From: Ronald Raygun
Subject: Re: Unauthorised Overdraft Charges
Newsgroups: uk.finance
Date: Sun, 22 Apr 2007 16:55:56 GMT
Peter Saxton wrote:
> On Sun, 22 Apr 2007 12:29:36 GMT, Ronald Raygun
> wrote:
>>Peter Saxton wrote:
>>>
>>> Why is it so difficult to understand?
>>
>>Evidently because of your lack of appropriate snipping.
>>
>>If you quote me saying "zxvbn asdfgh" and reply "exactly", I must assume
>>you mean your "exactly" to apply to the whole "zxvbn asdfgh", and when
>>that doesn't make sense and I query it, you seem astonished I didn't
>>read your mind and realised you only meant it to apply to "fgh".
>>
> I would say that you say too many different things in one paragraph
> then. You babbled and then make a statement so I say "exactly" to the
> statement and you wonder if I am saying "exactly" to some babbling!
It is normal to say many things in a paragraph. It even happens that
one says many things in just a sentence. It's up to you to remove
those things you're not specifically repying to.
>>> I hope that is easy to understand!
>>
>>It just seems a bit of a waste of time to make decision in advance which
>>will, more often than not, turn out to have been unnecessary.

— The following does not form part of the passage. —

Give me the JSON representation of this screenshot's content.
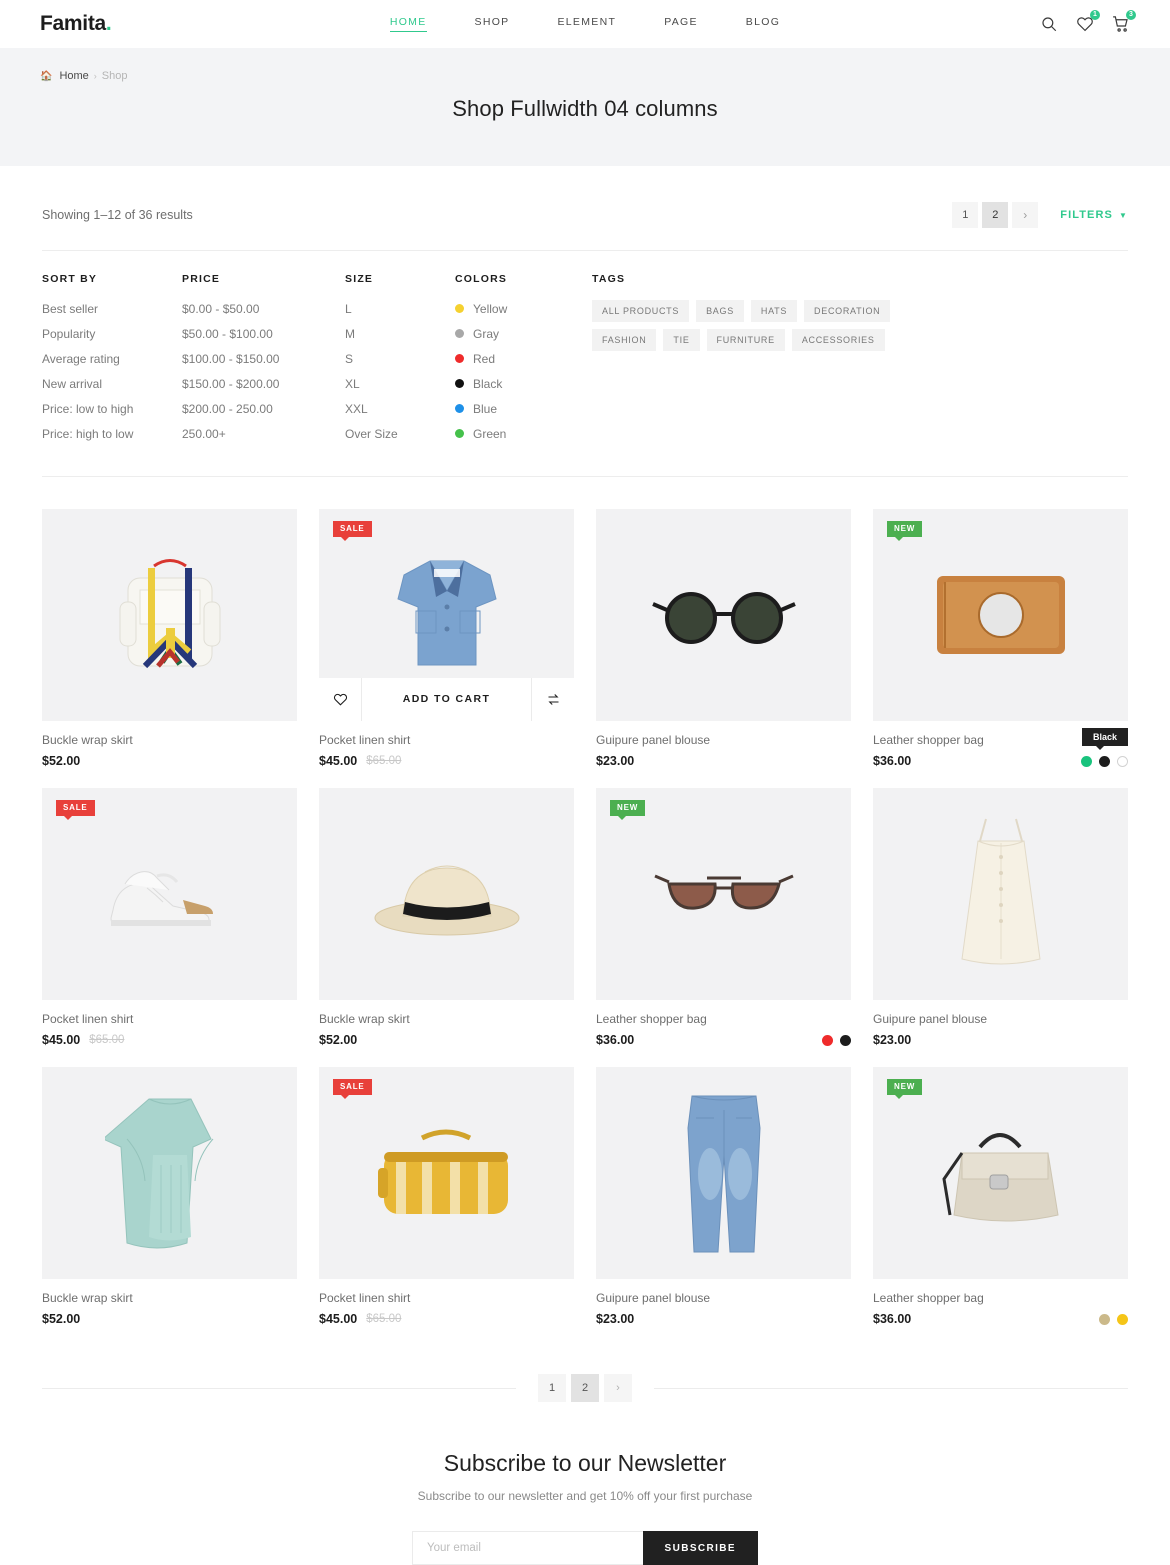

No-one
>>these days actually "knows the customer", and someone should always be
>>available who could make a decision on the basis of a quick glance at
>>recent account activity.
>
> I disagree. To what? To all of it!
One disagrees *with* something, not *to* it.
> You really think that a bank would want a situation where someone
> makes a decision based on a quick glance at recent account activity?
I can't imagine it being done any other way, because *NOBODY* at the
bank *really* knows anything about me, or about any other customer,
with the possible exception of the few dozen most important customers
of the branch.
> I would not propose such a system. I prefer managers giving a flag for
> a certain overdraft on the understanding if there's an event that
> requires a change in the flag it is done and the manager is held
> responsible if it is not done.
I suspect the flags are set by computers these days, based on general
criteria of account behaviiour, and managers have only very little input
to the decision making process.
> I'm not in favour blaming someone after they took a "quick glance at
> recent account activity"!
It's up to them how they make their decisions. You should always blame
them if they get them wrong, no matter how they arrived at them.